One key takeaway from the survey results is the importance of access to information about retirement plans and the dynamics that inform plan choices.

“Sixty-eight percent of savers with access to a retirement plan at work believe they are on track with retirement savings, up 12% from last year, due in part to improved market conditions,” the report said. “But for those who feel off-track, long-term uncertainty about how much savings (41%) or retirement income they will need (43%) are top of mind — indicating access to better planning tools and solutions could help.”

Uncertainty was higher among those who do not have access to a workplace retirement plan, the results explained. Less than half (47%) of this cohort expressed feeling “on track” for retirement in general, which is largely consistent with findings in 2022 and 2023.

As the cohort closest to retirement, baby boomers are more reflective about their retirement efforts. Of the boomers who are still working, 67% of those surveyed answered that it would have been more beneficial to receive substantive information about savings and/or retirement plans “well before” retirement.

“While most boomers (68%) feel on track for retirement, those who don’t say uncertainty about how much to save (58%) and how much income they’ll need (51%) are factors,” the report said. “For retired boomers, 85% report that secure income makes a bigger difference than they thought it would in retirement and 94% believe employers should prioritize providing employees with secure income options through workplace plans.”

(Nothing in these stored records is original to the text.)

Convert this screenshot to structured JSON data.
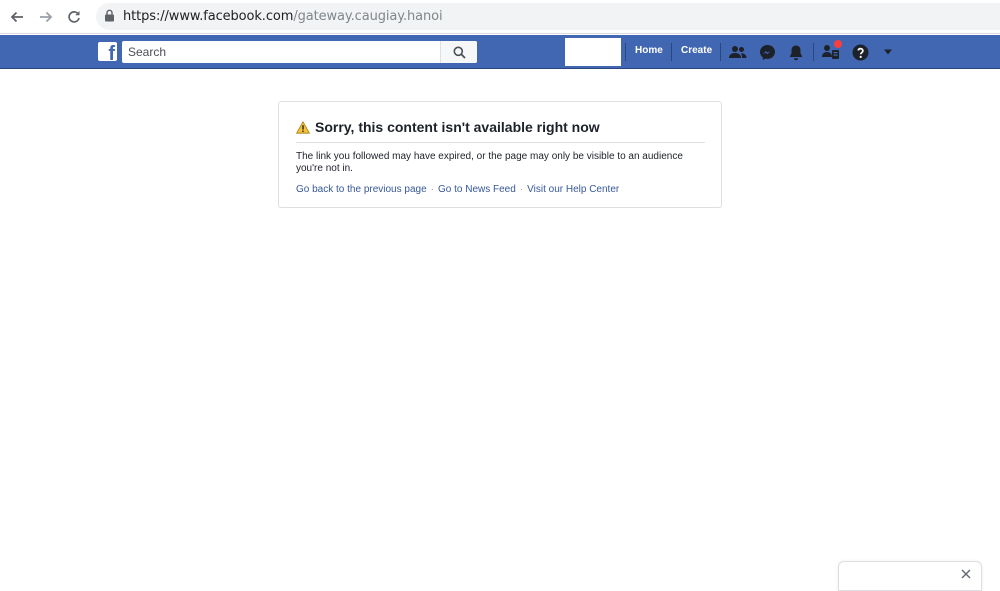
{
  "browser": {
    "url_main": "https://www.facebook.com",
    "url_path": "/gateway.caugiay.hanoi"
  },
  "header": {
    "search_placeholder": "Search",
    "home_label": "Home",
    "create_label": "Create",
    "logo_letter": "f"
  },
  "error": {
    "title": "Sorry, this content isn't available right now",
    "message": "The link you followed may have expired, or the page may only be visible to an audience you're not in.",
    "links": [
      "Go back to the previous page",
      "Go to News Feed",
      "Visit our Help Center"
    ],
    "separator": "·"
  },
  "colors": {
    "brand_blue": "#4267b2",
    "link_blue": "#365899",
    "warning_yellow": "#f5c33b",
    "notification_red": "#fa3e3e"
  },
  "icons": [
    "back-arrow-icon",
    "forward-arrow-icon",
    "reload-icon",
    "lock-icon",
    "search-icon",
    "friends-icon",
    "messenger-icon",
    "notifications-bell-icon",
    "quick-help-icon",
    "help-question-icon",
    "caret-down-icon",
    "warning-icon",
    "close-icon"
  ]
}
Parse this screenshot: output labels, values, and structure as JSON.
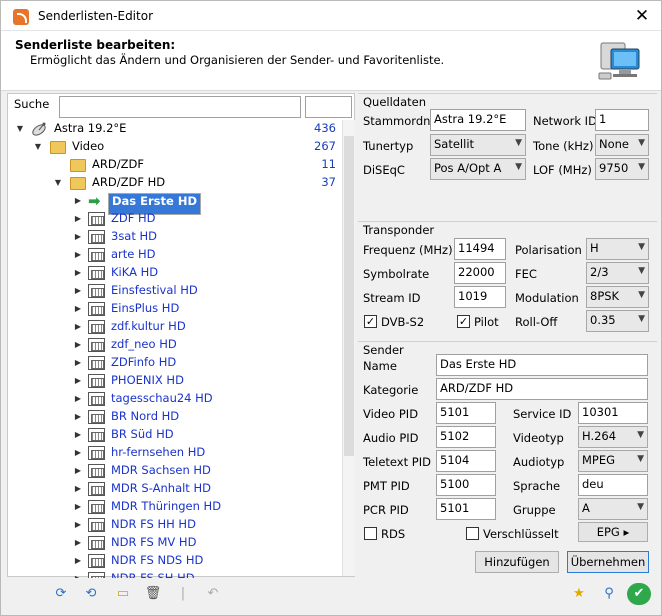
{
  "window": {
    "title": "Senderlisten-Editor",
    "close_glyph": "✕"
  },
  "header": {
    "title": "Senderliste bearbeiten:",
    "subtitle": "Ermöglicht das Ändern und Organisieren der Sender- und Favoritenliste."
  },
  "search": {
    "label": "Suche",
    "value": "",
    "value2": ""
  },
  "tree": {
    "satellite": {
      "label": "Astra 19.2°E",
      "count": "436"
    },
    "video": {
      "label": "Video",
      "count": "267"
    },
    "folders": [
      {
        "label": "ARD/ZDF",
        "count": "11"
      },
      {
        "label": "ARD/ZDF HD",
        "count": "37"
      }
    ],
    "channels": [
      "Das Erste HD",
      "ZDF HD",
      "3sat HD",
      "arte HD",
      "KiKA HD",
      "Einsfestival HD",
      "EinsPlus HD",
      "zdf.kultur HD",
      "zdf_neo HD",
      "ZDFinfo HD",
      "PHOENIX HD",
      "tagesschau24 HD",
      "BR Nord HD",
      "BR Süd HD",
      "hr-fernsehen HD",
      "MDR Sachsen HD",
      "MDR S-Anhalt HD",
      "MDR Thüringen HD",
      "NDR FS HH HD",
      "NDR FS MV HD",
      "NDR FS NDS HD",
      "NDR FS SH HD"
    ]
  },
  "quelldaten": {
    "title": "Quelldaten",
    "stammordner_label": "Stammordner",
    "stammordner_value": "Astra 19.2°E",
    "networkid_label": "Network ID",
    "networkid_value": "1",
    "tunertyp_label": "Tunertyp",
    "tunertyp_value": "Satellit",
    "tone_label": "Tone (kHz)",
    "tone_value": "None",
    "diseqc_label": "DiSEqC",
    "diseqc_value": "Pos A/Opt A",
    "lof_label": "LOF  (MHz)",
    "lof_value": "9750"
  },
  "transponder": {
    "title": "Transponder",
    "frequenz_label": "Frequenz (MHz)",
    "frequenz_value": "11494",
    "polarisation_label": "Polarisation",
    "polarisation_value": "H",
    "symbolrate_label": "Symbolrate",
    "symbolrate_value": "22000",
    "fec_label": "FEC",
    "fec_value": "2/3",
    "streamid_label": "Stream ID",
    "streamid_value": "1019",
    "modulation_label": "Modulation",
    "modulation_value": "8PSK",
    "dvbs2_label": "DVB-S2",
    "pilot_label": "Pilot",
    "rolloff_label": "Roll-Off",
    "rolloff_value": "0.35"
  },
  "sender": {
    "title": "Sender",
    "name_label": "Name",
    "name_value": "Das Erste HD",
    "kategorie_label": "Kategorie",
    "kategorie_value": "ARD/ZDF HD",
    "videopid_label": "Video PID",
    "videopid_value": "5101",
    "serviceid_label": "Service ID",
    "serviceid_value": "10301",
    "audiopid_label": "Audio PID",
    "audiopid_value": "5102",
    "videotyp_label": "Videotyp",
    "videotyp_value": "H.264",
    "teletextpid_label": "Teletext PID",
    "teletextpid_value": "5104",
    "audiotyp_label": "Audiotyp",
    "audiotyp_value": "MPEG",
    "pmtpid_label": "PMT PID",
    "pmtpid_value": "5100",
    "sprache_label": "Sprache",
    "sprache_value": "deu",
    "pcrpid_label": "PCR PID",
    "pcrpid_value": "5101",
    "gruppe_label": "Gruppe",
    "gruppe_value": "A",
    "rds_label": "RDS",
    "verschluesselt_label": "Verschlüsselt",
    "epg_label": "EPG ▸"
  },
  "buttons": {
    "hinzufuegen": "Hinzufügen",
    "uebernehmen": "Übernehmen"
  },
  "colors": {
    "selection": "#3578d8",
    "channel_text": "#1a33cc",
    "count_text": "#1a3fb5"
  }
}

The survey also found that members of Generation X are the least confident about retirement prospects, while millennials are facing complications to their savings goals, including being saddled with credit card debt.

“While there is no one, single retirement solution that works for all, we believe providing financial resources, strategies, and tools for all Americans is a critical first step in reducing complexity for those who are clearly struggling to understand their path to retirement,” said Rob Crothers, head of U.S. retirement and global product solutions at BlackRock.